I exercise regularly. This is for a number of reasons, which I won’t go into and you don’t care about. However what I’ve noticed about exercise and trying to keep fit is that it’s self-reinforcing.

The more you exercise the easier it is. You begin to get more enjoyment from it and therefore want to do it more often.

The reverse is also the case. The less you exercise the harder it is to both get started and keep going and before you know it the emergency services have cut a hole in the side of your house and they’re lifting you out with a forklift.

The point is that it is easier to keep fit than it is to get fit.

The same could be said for software projects.

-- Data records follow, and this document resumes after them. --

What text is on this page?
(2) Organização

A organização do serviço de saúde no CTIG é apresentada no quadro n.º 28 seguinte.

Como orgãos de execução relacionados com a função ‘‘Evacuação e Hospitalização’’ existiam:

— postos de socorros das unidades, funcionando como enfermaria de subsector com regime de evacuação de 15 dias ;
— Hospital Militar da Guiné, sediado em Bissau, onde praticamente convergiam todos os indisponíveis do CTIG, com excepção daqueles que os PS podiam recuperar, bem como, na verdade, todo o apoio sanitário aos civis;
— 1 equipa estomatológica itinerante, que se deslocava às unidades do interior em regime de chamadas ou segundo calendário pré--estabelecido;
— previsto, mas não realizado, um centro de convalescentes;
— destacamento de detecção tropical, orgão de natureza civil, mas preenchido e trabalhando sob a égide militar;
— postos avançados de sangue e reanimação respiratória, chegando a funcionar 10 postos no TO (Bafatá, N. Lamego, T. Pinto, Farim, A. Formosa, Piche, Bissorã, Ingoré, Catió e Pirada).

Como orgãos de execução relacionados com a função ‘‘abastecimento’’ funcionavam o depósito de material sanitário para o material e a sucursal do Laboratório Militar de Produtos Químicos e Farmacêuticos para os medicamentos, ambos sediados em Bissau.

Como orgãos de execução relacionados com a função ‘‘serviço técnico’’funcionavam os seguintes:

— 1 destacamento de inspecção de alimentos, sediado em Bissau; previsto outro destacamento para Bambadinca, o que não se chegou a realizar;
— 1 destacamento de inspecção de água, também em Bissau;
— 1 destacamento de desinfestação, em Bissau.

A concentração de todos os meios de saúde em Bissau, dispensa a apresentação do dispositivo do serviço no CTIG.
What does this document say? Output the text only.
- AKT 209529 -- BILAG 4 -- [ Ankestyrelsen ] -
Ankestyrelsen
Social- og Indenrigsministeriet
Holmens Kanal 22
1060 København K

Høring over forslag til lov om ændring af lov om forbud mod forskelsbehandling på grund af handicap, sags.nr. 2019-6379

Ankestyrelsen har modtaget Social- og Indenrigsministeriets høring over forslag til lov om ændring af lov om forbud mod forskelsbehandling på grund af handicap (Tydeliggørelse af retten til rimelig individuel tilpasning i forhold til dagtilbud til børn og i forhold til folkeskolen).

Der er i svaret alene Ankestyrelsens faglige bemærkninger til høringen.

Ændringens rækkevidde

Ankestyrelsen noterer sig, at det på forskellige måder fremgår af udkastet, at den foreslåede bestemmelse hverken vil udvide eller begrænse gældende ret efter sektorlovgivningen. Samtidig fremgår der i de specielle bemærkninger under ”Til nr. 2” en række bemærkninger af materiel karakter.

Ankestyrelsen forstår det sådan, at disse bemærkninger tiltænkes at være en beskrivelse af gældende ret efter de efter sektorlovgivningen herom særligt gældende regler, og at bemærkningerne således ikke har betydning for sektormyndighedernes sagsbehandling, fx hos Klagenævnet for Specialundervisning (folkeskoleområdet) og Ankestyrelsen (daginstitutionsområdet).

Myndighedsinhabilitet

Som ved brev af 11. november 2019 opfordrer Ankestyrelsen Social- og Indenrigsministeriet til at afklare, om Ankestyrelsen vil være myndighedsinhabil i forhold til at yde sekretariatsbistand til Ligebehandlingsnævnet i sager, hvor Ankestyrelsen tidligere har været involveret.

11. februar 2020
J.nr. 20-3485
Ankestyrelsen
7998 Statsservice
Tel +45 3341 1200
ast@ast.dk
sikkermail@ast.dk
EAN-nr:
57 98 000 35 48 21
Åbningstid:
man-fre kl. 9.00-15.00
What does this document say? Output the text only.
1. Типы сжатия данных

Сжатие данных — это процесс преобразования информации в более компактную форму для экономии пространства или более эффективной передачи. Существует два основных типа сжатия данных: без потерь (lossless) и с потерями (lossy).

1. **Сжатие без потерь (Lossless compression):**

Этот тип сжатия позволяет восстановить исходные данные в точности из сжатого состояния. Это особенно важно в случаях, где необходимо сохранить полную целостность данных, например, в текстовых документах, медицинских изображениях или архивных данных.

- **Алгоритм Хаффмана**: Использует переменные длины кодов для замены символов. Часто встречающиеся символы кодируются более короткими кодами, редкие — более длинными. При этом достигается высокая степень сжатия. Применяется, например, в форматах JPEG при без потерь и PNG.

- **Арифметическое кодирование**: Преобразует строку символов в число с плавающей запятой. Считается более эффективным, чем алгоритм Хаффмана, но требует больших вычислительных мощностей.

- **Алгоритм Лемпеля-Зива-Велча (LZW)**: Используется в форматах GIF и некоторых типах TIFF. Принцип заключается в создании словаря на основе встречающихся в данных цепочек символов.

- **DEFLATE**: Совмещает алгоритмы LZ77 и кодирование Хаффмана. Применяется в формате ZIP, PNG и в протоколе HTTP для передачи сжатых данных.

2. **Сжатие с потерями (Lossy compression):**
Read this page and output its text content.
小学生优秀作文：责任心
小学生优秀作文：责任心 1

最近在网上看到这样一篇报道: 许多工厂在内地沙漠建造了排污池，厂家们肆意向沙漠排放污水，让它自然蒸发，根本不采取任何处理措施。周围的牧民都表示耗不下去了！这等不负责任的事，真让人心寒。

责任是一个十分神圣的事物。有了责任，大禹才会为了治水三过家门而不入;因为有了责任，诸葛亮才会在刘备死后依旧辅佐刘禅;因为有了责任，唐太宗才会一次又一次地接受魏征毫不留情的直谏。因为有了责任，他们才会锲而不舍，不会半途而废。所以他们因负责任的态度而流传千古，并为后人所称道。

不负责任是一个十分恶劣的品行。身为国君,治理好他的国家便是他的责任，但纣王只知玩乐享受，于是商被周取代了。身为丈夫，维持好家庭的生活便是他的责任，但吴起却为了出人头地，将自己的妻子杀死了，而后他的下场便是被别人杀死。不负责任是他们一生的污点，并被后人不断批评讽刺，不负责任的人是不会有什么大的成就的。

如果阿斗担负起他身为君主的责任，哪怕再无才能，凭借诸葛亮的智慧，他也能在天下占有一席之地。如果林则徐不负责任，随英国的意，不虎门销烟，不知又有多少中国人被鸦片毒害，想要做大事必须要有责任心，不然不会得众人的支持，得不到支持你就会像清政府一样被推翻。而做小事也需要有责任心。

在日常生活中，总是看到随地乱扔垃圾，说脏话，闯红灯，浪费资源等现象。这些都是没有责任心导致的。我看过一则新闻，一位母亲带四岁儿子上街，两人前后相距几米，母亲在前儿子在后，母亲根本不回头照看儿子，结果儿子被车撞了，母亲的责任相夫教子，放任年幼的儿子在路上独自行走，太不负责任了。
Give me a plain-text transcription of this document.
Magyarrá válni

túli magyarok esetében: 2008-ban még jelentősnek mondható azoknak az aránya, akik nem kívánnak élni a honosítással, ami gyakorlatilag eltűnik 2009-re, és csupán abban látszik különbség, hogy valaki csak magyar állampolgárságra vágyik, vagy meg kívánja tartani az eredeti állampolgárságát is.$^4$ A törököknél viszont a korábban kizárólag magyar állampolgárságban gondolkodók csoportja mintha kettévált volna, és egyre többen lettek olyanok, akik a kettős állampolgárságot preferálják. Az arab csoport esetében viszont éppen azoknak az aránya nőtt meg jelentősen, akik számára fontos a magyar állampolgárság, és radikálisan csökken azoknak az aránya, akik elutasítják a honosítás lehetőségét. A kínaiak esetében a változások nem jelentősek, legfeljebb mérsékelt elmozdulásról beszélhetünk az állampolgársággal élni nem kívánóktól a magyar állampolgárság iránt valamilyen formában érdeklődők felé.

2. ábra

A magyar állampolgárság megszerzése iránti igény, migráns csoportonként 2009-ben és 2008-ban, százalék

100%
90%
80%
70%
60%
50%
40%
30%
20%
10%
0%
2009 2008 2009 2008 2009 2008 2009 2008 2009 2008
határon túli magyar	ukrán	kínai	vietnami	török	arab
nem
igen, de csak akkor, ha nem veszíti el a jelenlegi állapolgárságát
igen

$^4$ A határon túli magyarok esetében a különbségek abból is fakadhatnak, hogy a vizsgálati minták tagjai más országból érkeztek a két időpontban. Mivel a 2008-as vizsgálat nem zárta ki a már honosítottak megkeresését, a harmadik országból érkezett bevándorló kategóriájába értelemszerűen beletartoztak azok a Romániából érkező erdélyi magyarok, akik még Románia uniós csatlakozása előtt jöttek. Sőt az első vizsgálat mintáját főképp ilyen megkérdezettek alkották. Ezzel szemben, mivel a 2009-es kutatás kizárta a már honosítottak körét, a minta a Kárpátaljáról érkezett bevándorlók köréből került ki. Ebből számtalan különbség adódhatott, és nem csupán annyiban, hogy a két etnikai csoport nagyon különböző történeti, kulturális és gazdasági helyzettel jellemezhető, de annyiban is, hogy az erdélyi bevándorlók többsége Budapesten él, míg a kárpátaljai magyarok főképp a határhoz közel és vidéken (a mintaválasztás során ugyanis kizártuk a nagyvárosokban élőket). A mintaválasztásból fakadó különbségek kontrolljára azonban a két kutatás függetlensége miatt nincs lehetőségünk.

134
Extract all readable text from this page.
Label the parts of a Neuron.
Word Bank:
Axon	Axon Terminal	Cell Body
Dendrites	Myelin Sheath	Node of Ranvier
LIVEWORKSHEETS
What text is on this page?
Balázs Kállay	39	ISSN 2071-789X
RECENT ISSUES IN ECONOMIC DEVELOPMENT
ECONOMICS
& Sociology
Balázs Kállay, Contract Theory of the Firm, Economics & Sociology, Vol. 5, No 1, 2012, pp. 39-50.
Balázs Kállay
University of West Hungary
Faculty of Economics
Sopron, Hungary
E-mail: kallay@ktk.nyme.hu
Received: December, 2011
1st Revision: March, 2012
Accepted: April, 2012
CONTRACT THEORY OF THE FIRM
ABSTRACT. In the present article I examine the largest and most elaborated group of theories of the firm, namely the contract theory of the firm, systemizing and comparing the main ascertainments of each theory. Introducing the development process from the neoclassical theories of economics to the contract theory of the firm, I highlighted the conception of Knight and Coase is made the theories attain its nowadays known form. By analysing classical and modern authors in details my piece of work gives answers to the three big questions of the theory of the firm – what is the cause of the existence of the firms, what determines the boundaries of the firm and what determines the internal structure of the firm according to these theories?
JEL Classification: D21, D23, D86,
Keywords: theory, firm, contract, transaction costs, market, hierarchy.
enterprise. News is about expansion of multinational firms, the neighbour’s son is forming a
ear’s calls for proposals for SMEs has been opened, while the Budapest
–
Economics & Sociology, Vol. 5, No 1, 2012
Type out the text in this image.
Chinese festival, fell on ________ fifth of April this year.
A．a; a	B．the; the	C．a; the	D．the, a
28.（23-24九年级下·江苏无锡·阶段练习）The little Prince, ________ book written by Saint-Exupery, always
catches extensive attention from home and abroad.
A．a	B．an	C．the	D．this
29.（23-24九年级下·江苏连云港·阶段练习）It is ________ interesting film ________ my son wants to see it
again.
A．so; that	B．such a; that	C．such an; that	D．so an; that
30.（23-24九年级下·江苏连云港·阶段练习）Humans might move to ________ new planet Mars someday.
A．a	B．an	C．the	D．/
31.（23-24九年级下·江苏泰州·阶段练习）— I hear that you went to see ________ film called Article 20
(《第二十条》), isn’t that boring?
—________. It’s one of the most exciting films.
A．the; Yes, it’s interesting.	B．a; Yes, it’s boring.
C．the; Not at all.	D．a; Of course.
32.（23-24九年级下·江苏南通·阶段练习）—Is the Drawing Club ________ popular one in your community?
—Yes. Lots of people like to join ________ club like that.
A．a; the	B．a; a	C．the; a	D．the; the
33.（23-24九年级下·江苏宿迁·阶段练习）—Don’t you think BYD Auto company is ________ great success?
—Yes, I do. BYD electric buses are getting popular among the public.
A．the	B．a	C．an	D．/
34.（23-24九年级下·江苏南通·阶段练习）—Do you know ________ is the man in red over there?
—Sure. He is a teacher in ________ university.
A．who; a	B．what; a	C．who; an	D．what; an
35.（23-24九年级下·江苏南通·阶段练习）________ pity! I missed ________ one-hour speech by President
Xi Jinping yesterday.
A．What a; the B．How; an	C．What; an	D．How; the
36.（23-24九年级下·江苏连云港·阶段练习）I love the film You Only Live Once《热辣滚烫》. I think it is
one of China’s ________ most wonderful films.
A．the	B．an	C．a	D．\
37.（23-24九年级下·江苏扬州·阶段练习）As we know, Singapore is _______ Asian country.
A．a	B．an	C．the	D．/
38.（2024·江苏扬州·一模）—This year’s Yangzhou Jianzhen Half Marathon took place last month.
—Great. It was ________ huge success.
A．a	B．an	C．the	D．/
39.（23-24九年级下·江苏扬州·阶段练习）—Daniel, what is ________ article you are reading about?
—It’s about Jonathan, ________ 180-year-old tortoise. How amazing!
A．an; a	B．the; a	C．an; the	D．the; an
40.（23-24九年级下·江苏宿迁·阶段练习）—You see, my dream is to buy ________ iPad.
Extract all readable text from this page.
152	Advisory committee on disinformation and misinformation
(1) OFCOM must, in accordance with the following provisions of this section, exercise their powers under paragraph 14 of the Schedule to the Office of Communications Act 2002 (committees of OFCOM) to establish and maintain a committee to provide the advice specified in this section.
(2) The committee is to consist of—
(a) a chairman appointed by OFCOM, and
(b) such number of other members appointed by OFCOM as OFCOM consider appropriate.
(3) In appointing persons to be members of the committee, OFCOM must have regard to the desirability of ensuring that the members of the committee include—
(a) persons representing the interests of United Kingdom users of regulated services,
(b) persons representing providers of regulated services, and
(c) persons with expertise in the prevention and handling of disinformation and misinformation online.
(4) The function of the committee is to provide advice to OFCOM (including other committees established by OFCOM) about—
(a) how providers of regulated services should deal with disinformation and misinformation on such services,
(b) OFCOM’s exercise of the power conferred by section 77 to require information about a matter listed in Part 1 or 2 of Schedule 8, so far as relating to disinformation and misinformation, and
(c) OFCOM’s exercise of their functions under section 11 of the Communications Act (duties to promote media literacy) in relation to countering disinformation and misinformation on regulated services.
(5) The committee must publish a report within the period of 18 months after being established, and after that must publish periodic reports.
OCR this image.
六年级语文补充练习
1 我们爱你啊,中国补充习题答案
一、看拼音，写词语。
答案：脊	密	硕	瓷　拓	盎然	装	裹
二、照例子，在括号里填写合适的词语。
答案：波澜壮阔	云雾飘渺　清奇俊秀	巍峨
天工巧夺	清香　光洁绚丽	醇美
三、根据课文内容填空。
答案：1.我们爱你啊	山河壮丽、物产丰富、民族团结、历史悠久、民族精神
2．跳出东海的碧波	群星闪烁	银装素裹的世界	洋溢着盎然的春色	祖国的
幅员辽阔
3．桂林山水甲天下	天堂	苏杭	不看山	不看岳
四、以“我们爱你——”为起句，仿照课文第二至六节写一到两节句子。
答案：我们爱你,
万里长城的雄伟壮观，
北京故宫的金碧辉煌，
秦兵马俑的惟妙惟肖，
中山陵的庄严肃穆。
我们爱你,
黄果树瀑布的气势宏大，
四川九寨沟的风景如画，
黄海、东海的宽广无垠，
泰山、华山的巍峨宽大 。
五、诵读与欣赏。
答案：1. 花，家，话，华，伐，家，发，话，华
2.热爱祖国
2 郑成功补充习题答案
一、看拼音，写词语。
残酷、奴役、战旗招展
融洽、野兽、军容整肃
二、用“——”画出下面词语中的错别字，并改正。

Over time while the team is concentrating on delivery, the code will get a little flabby. I’m not talking about the code base getting bigger, that’s expected, but some duplication appears, some things are hacked in or some part of the system simply aren’t written or tested very well.

At this stage you’re saying, “Hey, genius, we already know this. You’ve just described ‘technical debt’ using some stupid exercise analogy”. Of course you are right.

My point is that I think it’s easier to keep your code-base clean and tidy with constant refactoring and maintenance (keeping it fit) than it is to let it deteriorate and try to clean it up later all at once (getting it fit).

In the same way that yo-yo dieting doesn’t work in the long term in keeping weight off, big-bang refactorings don’t seem to work as well at keeping a code-base clean as performing a number of smaller done day-to-day as part of your normal development process. This doesn’t mean that you shouldn’t send your project to fat camp by doing a major refactoring or rewrite if it needs it. But perhaps you should consider a lifestyle change.

If you’re getting sick of the fitness analogy please head off to Facebook as it’s only going to get worse.

When people are struggling to get fit they sometime hire a personal trainer to help them get started and / or to keep going and I was thinking that this is a role that could be useful on a software development team.

What if architects were more like personal trainers?

I asked myself, what are some of the attributes I look for in an architect?

  1. They should be writing code (or at least looking at it) most days so that I have some confidence that they know what they’re talking about. In the same way that I wouldn’t choose a fat personal trainer, I want an architect to practice what they preach.
  2. They should be there to keep the developers on their toes and stop them from slacking off. I know some people have personal trainers just to force them to go to the gym at least on those days they have an appointment. That’s fine, some people aren’t that good at self-motivation. Perhaps architects should schedule regular pairing sessions with each of the developers to monitor their progress and the progress of the project as a whole.
  3. They should keep an eye on the bigger picture of the project as a whole and provide solutions where possible. In the same way a trainer might look at a client and mention (discreetly) that their arms are a bit flabby and suggest the best exercise to lose those ‘bingo wings’ an architect might notice a particularly bad area of the code and suggest a fix.
  4. They should monitor and measure stuff. For example, why has the test coverage suddenly dropped, why has the performance of the system suddenly degraded? This is like the personal trainer measuring their client’s weight or how much they can bench press to ensure they are making progress.

This may not sound like the typical architect role that most projects have, it might be more like the team lead. Call it what you like but a personal trainer type has to be more useful than the ‘Ivory Tower’ architects we typically get.

(For the record I do not use a personal trainer).